Question 16.23: In Figure 16–27 the source at bus 1 supplies two load buses ......
In Figure 16–27 the source at bus 1 supplies two load buses through transmission lines with Z_{W1} = 45 + j250 Ω/phase and Z_{W2} = 50 + j330 Ω/phase. Line 1 connects the source bus to a load at bus 2 that draws a complex power of S_{2} = 1.5 + j0.5 MVA. Line2 connects bus 2 to a load at bus 3 that draws a complex power of S_{3} = 2 + j1.5 MVA. Assuming that the line voltage at bus 3 is V_{L3} = 115 kV(rms), find the bus voltages V_{L1} and V_{L2}, the line currents I_{L1} and I_{L2}, and the source power output needed to produce the specified load powers S_{2} and S_{3}.
For the given values of V_{L3} and S_{3}, we find the line current in line 2 as
I_{L2} =\frac{|S_{3}|}{\sqrt{3}V_{L3}}=\frac{|(2 + j1.5) × 10^{6}|}{\sqrt{3} × 115 × 10^3}=12.55 A(rms)
The power lost in the line 2 is
S_{W2} = 3I^2_{L2}Z_{W2} = 3 ×(12.55)^2 (50 + j330)
= 23.6 + j156 kVA
At bus 2 the input power to line 2 supplies its losses S_{W2} plus the bus 3 load S_{3}, namely
S_{W2} + S_{3} = 2.024 + j1.656 MVA
At bus 2 the line current into line 2 is I_{L2}. Since the input power to line 2 is S_{W2} + S_{3}, the line voltage at bus 2 is found to be
V_{L2} =\frac{|S_{W2} + S_{3}|}{\sqrt{3}I_{L2}}=\frac{|(2.024 + j1.656) × 10^{6}|}{\sqrt{3} × 12.55}=120.3 kV (rms)
At bus 2 the output power of line 1 supplies the bus 2 load plus the input power into line 2, namely
S_{2} + (S_{W2} + S_{3} ) = 3.524 + j2.156 MVA
The line voltage at the output of line 1 is V_{L2}, hence the line current in line 1 is
I_{L1} =\frac{|S_{2} + S_{W2} + S_{3}|}{\sqrt{3}V_{L2}}=\frac{|(3.524 + j2.156) × 10^{6}|}{\sqrt{3} × 120.3 × 10^3}= 19.83 A (rms)

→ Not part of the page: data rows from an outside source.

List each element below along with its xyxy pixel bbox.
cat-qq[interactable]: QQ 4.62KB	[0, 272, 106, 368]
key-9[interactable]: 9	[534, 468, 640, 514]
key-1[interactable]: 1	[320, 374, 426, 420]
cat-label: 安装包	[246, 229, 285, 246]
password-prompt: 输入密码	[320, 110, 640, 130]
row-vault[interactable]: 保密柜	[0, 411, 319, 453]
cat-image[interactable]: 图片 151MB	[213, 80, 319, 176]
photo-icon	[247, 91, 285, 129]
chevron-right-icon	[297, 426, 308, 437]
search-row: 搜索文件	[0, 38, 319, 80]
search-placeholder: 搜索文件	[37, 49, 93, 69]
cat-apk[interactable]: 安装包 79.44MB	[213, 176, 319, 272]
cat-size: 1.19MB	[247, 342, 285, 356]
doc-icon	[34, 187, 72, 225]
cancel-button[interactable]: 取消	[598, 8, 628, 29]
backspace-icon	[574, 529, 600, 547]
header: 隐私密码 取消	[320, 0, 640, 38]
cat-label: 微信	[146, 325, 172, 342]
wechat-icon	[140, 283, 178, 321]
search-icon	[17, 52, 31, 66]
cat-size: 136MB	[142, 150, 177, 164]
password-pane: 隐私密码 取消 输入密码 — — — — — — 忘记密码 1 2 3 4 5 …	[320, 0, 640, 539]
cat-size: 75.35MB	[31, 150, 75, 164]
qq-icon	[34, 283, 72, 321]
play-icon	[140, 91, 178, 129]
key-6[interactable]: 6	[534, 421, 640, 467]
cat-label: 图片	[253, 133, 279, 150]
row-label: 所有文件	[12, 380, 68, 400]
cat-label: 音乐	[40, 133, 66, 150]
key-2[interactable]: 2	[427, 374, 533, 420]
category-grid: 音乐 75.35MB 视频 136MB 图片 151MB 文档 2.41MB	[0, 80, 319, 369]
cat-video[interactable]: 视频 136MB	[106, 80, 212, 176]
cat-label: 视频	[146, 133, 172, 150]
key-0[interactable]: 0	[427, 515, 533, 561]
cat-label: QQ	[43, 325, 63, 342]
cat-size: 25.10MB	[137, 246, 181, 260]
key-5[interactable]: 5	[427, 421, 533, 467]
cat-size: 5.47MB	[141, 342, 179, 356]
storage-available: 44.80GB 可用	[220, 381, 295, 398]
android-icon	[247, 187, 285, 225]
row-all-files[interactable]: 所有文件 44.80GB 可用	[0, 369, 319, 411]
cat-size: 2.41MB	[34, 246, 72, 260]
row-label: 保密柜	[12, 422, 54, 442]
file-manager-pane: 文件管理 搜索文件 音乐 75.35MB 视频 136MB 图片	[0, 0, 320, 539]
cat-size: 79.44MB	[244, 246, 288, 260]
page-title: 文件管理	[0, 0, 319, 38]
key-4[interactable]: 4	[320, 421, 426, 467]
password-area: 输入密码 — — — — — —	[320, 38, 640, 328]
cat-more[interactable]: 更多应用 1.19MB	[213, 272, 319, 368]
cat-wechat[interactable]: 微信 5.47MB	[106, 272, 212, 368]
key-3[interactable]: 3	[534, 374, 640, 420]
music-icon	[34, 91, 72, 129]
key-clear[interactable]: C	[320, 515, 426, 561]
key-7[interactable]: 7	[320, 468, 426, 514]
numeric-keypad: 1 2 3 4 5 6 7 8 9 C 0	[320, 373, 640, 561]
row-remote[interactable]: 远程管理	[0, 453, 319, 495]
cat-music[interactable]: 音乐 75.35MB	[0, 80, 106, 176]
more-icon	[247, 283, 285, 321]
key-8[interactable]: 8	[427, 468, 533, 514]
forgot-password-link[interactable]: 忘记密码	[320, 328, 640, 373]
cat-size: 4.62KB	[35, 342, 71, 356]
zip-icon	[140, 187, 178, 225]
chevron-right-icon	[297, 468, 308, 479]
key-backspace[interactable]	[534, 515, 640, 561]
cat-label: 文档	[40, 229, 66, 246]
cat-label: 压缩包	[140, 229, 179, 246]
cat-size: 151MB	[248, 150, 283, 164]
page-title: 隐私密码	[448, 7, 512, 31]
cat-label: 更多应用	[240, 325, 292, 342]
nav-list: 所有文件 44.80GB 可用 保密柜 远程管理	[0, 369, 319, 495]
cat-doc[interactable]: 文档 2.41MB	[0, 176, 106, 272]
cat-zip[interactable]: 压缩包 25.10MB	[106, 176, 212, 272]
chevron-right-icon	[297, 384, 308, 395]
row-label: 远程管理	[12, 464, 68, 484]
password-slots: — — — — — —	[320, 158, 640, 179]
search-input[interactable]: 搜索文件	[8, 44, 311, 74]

Given the line current I_{L1} the total complex power lost in line 1 is
S_{W1} = 3I^2_{L1}Z_{W1} = 3 × (19.83)^2 (45 + j250)
= 53.1 + j295 kVA
Finally we arrive at bus 1, where the input power to line 1 must equal its losses S_{W1}, plus its output at the bus 2. This power is supplied by the source at bus 1, hence
S_{1} = S_{W1} + [S_{2} + (S_{W2} + S_{3})] = 3.577 + j2.451 MVA
At bus 1 the line current is I_{L1}, hence the line voltage is found to be
V_{L1} =\frac{|S_{1}|}{\sqrt{3}I_{L1}}=\frac{|(3.577 + j2.451) × 10^{6}|}{\sqrt{3} × 19.83}= 126.2k V (rms)
In round numbers, the conditions V_{L1} = 126.2 kV (rms), I_{L1} = 19.8 A (rms), V_{L2} = 120.3 kV (rms), I_{L2} = 12.5 A (rms), and V_{L3} = 115 kV (rms) will produce the required load power flow. This set of conditions is not unique. For example, the set V_{L1} = 153 kV (rms), I_{L1} = 15.9 A (rms), V_{L2} = 148 kV (rms), I_{L2} = 10 A (rms), and V_{L3} = 144 kV (rms) will produce the same load power flow.